We’ve been looking up at the Milky Way for thousands of years, wondering if there was someone out there looking at us from a planet a long way away.
Now, a study carried out at Nottingham University has calculated that there may be over thirty intelligent civilizations in our galaxy, on planets similar to the Earth, but we would need to survive for another 6,120 years in order to communicate with them.
The paper, published in the Astrophysics Journal, uses a theory known as The Astrobiological Copernican Limit which assumes that life develops in the same way that it has done on Earth.
The work carried out in Nottingham builds on a theoretical calculation thought up in the 1960s by Francis Drake.
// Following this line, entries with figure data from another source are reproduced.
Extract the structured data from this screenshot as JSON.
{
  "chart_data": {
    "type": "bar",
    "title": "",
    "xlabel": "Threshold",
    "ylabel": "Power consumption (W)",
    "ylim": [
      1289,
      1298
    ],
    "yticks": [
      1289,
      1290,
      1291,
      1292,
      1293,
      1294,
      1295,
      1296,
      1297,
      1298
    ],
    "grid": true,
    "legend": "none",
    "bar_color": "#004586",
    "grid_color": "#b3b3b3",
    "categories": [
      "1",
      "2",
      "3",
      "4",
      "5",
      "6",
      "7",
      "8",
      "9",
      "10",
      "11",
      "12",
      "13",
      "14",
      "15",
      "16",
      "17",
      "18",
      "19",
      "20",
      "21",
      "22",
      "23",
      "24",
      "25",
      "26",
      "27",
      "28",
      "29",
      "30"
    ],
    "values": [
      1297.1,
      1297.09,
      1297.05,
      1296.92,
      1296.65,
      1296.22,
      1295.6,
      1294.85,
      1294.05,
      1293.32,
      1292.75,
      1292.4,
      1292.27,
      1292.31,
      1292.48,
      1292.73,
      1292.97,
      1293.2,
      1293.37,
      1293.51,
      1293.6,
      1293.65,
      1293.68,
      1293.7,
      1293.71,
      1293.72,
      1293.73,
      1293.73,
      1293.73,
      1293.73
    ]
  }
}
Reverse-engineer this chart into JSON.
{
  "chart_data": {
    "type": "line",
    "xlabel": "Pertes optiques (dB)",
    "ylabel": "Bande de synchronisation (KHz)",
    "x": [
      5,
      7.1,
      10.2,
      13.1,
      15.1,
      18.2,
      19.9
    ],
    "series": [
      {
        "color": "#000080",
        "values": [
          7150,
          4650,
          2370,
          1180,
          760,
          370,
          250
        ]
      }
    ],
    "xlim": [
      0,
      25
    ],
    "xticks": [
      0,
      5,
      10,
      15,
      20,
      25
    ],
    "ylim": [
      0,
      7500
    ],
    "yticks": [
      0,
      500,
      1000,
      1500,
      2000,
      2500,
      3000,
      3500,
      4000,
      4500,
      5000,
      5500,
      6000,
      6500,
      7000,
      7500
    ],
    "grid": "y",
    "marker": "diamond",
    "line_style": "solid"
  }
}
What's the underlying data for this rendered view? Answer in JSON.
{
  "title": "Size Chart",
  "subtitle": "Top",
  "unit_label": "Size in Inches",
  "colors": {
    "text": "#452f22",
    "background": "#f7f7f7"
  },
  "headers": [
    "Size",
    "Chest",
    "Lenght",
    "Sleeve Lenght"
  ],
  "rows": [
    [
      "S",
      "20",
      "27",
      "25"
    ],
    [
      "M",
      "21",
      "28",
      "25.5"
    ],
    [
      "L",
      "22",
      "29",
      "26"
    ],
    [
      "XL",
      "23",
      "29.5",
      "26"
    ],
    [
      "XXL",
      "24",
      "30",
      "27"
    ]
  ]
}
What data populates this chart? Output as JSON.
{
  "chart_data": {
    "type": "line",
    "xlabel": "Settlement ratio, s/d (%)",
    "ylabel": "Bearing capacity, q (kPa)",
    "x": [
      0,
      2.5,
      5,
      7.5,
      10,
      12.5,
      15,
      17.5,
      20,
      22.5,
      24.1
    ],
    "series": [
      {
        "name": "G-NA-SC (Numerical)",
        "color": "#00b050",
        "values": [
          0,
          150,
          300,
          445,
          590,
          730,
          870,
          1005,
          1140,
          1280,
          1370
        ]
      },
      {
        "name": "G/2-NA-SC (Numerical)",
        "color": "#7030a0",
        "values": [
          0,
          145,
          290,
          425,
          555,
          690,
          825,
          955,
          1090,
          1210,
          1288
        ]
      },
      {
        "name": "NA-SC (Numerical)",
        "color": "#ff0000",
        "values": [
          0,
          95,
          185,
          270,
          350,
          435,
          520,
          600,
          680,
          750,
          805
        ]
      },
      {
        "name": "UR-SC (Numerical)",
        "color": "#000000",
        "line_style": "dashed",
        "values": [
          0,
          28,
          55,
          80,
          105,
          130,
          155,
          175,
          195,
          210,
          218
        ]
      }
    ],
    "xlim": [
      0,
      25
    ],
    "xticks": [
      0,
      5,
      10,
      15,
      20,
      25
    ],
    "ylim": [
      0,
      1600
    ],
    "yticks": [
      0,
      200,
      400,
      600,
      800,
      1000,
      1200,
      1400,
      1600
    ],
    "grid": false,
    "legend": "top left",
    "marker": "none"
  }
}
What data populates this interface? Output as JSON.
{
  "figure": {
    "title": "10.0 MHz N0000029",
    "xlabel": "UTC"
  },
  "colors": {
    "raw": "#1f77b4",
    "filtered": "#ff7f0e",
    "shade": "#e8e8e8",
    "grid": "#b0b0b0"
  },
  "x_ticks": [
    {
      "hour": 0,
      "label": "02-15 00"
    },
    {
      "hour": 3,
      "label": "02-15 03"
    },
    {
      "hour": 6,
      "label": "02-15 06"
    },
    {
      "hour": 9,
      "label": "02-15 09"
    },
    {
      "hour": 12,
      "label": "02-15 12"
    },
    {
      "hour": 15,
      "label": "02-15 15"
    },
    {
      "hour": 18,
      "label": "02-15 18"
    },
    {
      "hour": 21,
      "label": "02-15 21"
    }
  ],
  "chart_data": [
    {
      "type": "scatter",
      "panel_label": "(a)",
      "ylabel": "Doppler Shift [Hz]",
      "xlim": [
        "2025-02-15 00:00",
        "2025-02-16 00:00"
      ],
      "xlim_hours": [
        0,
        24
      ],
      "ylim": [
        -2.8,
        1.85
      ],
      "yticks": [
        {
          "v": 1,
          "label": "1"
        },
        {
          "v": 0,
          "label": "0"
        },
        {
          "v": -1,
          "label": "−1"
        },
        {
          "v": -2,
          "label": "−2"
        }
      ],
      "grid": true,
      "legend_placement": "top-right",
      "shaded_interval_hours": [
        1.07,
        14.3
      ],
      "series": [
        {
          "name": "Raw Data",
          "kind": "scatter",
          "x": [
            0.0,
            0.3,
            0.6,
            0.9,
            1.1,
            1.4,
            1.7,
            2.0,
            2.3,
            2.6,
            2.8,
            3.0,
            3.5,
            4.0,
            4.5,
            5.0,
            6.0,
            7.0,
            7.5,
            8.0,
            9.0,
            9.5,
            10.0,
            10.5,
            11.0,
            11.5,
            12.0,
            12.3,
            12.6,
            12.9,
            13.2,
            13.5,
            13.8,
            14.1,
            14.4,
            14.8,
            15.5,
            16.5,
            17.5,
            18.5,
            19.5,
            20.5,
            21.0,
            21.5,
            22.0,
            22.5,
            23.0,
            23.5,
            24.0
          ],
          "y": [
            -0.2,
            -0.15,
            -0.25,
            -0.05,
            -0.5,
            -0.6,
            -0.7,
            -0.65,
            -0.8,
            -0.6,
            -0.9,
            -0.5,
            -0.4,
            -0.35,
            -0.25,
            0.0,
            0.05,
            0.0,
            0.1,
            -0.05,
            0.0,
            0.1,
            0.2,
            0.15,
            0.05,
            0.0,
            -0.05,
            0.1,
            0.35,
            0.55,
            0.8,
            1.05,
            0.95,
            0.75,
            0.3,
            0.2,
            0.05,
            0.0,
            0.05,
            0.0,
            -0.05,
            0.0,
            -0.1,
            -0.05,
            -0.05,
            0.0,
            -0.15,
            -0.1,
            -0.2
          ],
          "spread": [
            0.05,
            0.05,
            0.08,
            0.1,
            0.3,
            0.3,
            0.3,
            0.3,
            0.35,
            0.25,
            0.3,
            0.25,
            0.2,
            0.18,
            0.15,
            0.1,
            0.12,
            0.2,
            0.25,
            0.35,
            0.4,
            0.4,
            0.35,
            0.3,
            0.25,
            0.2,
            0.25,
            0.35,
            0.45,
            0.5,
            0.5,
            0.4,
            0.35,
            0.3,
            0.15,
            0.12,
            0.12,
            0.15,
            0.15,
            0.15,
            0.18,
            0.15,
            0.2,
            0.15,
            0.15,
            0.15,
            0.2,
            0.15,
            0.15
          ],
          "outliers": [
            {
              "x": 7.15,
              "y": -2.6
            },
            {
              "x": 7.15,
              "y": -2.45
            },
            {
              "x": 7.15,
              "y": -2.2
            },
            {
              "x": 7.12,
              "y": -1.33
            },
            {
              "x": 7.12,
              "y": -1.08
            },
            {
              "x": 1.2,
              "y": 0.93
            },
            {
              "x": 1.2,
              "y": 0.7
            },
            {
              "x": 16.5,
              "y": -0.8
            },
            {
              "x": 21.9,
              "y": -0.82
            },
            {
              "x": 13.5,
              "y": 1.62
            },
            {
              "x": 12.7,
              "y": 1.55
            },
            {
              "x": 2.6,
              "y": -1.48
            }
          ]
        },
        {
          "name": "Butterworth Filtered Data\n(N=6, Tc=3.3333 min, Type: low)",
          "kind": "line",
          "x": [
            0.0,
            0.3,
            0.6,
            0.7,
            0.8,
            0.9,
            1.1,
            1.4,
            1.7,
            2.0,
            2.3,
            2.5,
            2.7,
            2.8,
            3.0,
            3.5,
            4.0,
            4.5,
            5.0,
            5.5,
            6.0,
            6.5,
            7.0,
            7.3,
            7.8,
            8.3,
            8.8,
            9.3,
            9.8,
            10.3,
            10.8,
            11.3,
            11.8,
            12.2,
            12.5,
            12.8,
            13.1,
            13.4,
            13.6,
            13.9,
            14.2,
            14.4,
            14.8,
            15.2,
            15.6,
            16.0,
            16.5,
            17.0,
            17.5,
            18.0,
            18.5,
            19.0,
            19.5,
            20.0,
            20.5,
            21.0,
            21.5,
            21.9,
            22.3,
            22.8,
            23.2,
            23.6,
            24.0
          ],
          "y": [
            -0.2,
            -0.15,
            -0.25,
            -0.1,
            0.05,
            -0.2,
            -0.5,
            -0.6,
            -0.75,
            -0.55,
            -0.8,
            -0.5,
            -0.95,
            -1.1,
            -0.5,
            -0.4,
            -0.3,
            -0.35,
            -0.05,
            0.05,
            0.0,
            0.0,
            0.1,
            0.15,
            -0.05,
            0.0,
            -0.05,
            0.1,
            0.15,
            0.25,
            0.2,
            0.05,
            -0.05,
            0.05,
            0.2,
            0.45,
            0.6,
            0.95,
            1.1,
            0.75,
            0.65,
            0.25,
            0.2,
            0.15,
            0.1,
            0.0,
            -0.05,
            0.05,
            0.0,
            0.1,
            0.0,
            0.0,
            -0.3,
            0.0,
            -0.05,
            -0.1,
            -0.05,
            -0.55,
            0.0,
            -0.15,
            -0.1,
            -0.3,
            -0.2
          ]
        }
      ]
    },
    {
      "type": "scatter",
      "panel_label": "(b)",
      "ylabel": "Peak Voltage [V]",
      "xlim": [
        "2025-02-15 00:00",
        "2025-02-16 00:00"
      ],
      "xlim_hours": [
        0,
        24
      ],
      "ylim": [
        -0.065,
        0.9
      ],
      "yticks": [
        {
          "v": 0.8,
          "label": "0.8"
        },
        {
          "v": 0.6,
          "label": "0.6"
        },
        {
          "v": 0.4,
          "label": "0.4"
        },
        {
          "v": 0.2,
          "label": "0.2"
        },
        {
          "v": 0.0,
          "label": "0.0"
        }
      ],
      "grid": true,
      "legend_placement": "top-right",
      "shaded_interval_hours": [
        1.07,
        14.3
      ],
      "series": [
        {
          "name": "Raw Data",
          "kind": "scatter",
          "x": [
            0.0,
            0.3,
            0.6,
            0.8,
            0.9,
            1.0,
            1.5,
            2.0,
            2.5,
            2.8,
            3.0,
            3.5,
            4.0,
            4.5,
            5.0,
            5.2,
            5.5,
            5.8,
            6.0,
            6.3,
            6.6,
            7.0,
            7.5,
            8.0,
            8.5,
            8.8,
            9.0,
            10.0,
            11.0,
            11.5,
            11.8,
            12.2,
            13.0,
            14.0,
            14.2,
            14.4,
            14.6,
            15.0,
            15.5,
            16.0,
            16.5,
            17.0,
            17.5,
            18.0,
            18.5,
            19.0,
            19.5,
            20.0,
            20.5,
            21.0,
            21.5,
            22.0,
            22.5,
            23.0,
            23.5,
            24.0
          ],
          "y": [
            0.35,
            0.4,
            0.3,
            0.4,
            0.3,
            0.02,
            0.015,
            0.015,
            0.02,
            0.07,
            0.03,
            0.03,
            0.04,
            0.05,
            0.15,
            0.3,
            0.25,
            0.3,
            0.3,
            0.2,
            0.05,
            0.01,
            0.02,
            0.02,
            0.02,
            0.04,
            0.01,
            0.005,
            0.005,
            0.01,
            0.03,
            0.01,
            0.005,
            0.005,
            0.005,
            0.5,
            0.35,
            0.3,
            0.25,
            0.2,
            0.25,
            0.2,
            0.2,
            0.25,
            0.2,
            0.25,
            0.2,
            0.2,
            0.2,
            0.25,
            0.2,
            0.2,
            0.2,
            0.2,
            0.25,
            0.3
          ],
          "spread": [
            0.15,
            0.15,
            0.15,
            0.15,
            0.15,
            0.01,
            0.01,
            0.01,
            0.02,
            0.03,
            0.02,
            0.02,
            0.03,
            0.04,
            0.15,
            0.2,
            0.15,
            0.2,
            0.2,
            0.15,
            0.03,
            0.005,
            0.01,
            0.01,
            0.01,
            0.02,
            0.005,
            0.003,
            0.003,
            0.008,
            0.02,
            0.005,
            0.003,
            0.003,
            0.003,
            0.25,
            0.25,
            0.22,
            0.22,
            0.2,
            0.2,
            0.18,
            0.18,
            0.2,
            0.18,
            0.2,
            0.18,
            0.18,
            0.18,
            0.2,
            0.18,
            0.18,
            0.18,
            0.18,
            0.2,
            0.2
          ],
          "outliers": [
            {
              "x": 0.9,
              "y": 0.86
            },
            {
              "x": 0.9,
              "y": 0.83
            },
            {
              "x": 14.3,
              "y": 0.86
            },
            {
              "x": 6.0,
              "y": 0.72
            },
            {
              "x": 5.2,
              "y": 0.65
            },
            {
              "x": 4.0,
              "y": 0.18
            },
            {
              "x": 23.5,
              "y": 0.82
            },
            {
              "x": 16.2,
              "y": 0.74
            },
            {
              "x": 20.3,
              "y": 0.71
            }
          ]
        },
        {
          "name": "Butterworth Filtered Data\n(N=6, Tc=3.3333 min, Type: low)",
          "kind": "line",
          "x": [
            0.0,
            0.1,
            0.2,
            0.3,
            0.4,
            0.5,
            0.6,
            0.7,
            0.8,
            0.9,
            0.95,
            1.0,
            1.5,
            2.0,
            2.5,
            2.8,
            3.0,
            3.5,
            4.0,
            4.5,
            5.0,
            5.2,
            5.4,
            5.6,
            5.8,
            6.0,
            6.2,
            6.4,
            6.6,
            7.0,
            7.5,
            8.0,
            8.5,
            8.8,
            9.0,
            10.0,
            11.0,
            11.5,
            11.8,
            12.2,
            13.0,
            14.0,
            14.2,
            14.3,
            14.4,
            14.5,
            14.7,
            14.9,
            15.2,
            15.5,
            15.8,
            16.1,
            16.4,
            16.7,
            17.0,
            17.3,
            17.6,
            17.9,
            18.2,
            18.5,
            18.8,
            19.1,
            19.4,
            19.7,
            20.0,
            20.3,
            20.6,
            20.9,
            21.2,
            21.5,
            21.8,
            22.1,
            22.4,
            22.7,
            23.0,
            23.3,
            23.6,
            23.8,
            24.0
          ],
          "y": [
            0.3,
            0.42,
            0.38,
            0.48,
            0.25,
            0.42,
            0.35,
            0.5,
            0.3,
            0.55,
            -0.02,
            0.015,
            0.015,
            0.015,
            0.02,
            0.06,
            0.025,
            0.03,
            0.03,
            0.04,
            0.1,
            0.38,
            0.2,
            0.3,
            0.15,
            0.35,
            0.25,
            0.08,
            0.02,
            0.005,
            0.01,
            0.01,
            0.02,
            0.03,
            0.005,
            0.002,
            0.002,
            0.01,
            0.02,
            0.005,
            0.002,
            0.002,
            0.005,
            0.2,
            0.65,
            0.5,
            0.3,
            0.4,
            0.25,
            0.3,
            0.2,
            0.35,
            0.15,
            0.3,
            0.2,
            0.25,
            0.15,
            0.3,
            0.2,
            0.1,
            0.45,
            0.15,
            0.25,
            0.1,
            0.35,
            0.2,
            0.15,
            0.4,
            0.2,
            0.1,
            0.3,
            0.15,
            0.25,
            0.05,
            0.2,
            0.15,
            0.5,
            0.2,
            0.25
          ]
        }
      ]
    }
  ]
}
The original Drake equation makes some pretty large assumptions and then multiplies them together so any results have to be taken with a light-year sized pinch of salt.
A key factor is finding stars with a chemical make-up similar to our own sun – Tom Westby, one of the paper’s authors, explained that civilizations like ours would need a sun with high metal content to support life.
The Earth took 4.5 billion years to develop to the point it has done, but the technological world only started in the mid-1890s when Marconi transmitted the first radio signals – 125 years ago. If we could find how long the other civilizations in our galaxy had been using technology, we could calculate how long life on Earth may last.
So scientists are busy searching for signals from space that would indicate technologically advanced civilizations – if there are a lot of them, that suggests that we may have a long time left; if there are only a few, it may mean that our days are numbered.